Cuando dejaron atrás la costa de Syfria, Gair y Alderan cenaron con el capitán. Dail tenía un surtido inagotable de relatos de mar con los que amenizar la velada, acompañados por una generosa cantidad de vino dulce. A Gair no le gustaba mucho beber, así que mareó un brandy mientras los otros recordaban los viejos tiempos y vaciaban la jarra de vino. Lo despertó un cambio en el movimiento del barco, que cabeceó con mayor fuerza. Dail miró de reojo el tablonaje que tenía sobre la cabeza.

—El viento refresca —dijo—. Quizá más tarde llueva con ganas. —Y apuró la copa.

—Creí haberte oído decir que a esta altura del año esto era una balsa de aceite —murmuró Gair, que se llevó la mano a los labios para disimular un bostezo.

—Así es, no os inquietéis. Ahora, con vuestro permiso, debo cruzar unas palabras con el contramaestre antes de descansar un rato.

Gair deseó las buenas noches a Alderan y siguió afuera al capitán, para después dirigirse a su camarote. Cuando se tumbó en el camastro, su último pensamiento coherente fue que la brisa marina siempre le causaba ese efecto.

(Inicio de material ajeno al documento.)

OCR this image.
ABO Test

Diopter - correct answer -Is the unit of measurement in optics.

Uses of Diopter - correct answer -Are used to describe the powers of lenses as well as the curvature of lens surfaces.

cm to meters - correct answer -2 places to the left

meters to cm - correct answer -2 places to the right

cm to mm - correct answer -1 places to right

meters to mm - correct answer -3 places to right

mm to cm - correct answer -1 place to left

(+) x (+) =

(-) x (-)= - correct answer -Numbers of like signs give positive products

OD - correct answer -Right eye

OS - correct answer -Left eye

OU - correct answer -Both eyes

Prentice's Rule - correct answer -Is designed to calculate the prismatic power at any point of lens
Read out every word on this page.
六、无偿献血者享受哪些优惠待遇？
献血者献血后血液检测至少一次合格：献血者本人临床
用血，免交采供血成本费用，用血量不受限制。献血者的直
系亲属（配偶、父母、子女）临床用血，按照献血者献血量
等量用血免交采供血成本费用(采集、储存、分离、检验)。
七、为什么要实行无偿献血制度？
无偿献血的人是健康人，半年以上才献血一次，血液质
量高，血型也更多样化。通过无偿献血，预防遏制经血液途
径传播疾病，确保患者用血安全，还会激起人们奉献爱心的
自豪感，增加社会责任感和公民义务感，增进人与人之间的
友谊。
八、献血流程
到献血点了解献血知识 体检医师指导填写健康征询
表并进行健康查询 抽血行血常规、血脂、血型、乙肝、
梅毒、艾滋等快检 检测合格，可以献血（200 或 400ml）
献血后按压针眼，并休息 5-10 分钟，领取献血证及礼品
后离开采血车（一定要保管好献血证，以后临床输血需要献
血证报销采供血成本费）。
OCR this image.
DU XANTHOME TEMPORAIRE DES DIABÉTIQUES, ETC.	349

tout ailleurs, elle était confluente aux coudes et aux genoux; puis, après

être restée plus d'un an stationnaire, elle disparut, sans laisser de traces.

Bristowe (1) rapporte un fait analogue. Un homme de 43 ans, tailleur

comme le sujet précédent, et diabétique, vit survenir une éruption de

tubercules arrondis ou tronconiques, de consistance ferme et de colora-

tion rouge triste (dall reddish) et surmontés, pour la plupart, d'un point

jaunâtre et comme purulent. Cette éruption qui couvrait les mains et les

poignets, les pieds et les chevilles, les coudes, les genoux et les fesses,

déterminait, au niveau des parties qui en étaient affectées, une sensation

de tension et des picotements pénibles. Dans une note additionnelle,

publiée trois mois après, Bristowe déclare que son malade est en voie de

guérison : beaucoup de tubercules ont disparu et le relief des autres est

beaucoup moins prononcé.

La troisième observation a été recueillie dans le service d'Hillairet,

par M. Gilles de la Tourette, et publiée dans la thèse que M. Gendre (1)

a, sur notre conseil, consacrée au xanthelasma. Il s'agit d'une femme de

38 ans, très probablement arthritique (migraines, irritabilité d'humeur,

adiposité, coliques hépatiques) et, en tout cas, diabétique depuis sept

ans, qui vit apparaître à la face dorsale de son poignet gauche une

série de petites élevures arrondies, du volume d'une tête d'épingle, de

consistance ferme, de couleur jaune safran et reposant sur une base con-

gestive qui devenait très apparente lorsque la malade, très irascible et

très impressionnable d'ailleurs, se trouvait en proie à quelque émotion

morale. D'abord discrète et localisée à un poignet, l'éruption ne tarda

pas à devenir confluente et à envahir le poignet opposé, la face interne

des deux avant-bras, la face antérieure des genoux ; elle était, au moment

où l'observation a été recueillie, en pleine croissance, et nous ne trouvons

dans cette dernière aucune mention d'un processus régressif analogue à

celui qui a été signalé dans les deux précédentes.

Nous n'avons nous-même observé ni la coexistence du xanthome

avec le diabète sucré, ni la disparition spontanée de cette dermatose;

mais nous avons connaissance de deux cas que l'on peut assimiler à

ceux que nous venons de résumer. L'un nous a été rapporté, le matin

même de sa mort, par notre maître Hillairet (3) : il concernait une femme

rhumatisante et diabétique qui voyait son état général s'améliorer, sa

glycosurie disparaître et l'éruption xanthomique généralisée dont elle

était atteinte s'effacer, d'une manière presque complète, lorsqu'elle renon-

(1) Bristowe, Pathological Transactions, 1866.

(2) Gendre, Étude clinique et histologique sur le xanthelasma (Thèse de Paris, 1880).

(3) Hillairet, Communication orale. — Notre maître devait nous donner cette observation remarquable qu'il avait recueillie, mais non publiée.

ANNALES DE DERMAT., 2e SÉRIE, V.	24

Despertó más tarde debido al vaivén del barco, que estuvo a punto de sacarlo de la cama. No hacía falta ser marino para comprender que las cosas no iban bien; tuvo que asentar bien los pies en el mamparo y los hombros contra el extremo para no verse proyectado sobre la cubierta. La
Kittiwake
ya no se desenvolvía con soltura en el oleaje, sino que se precipitaba con fuerza entre ola y ola, y luego se arrastraba hasta la siguiente entre las protestas de la madera. De pronto se impuso el sonido de alguien que golpeaba la puerta.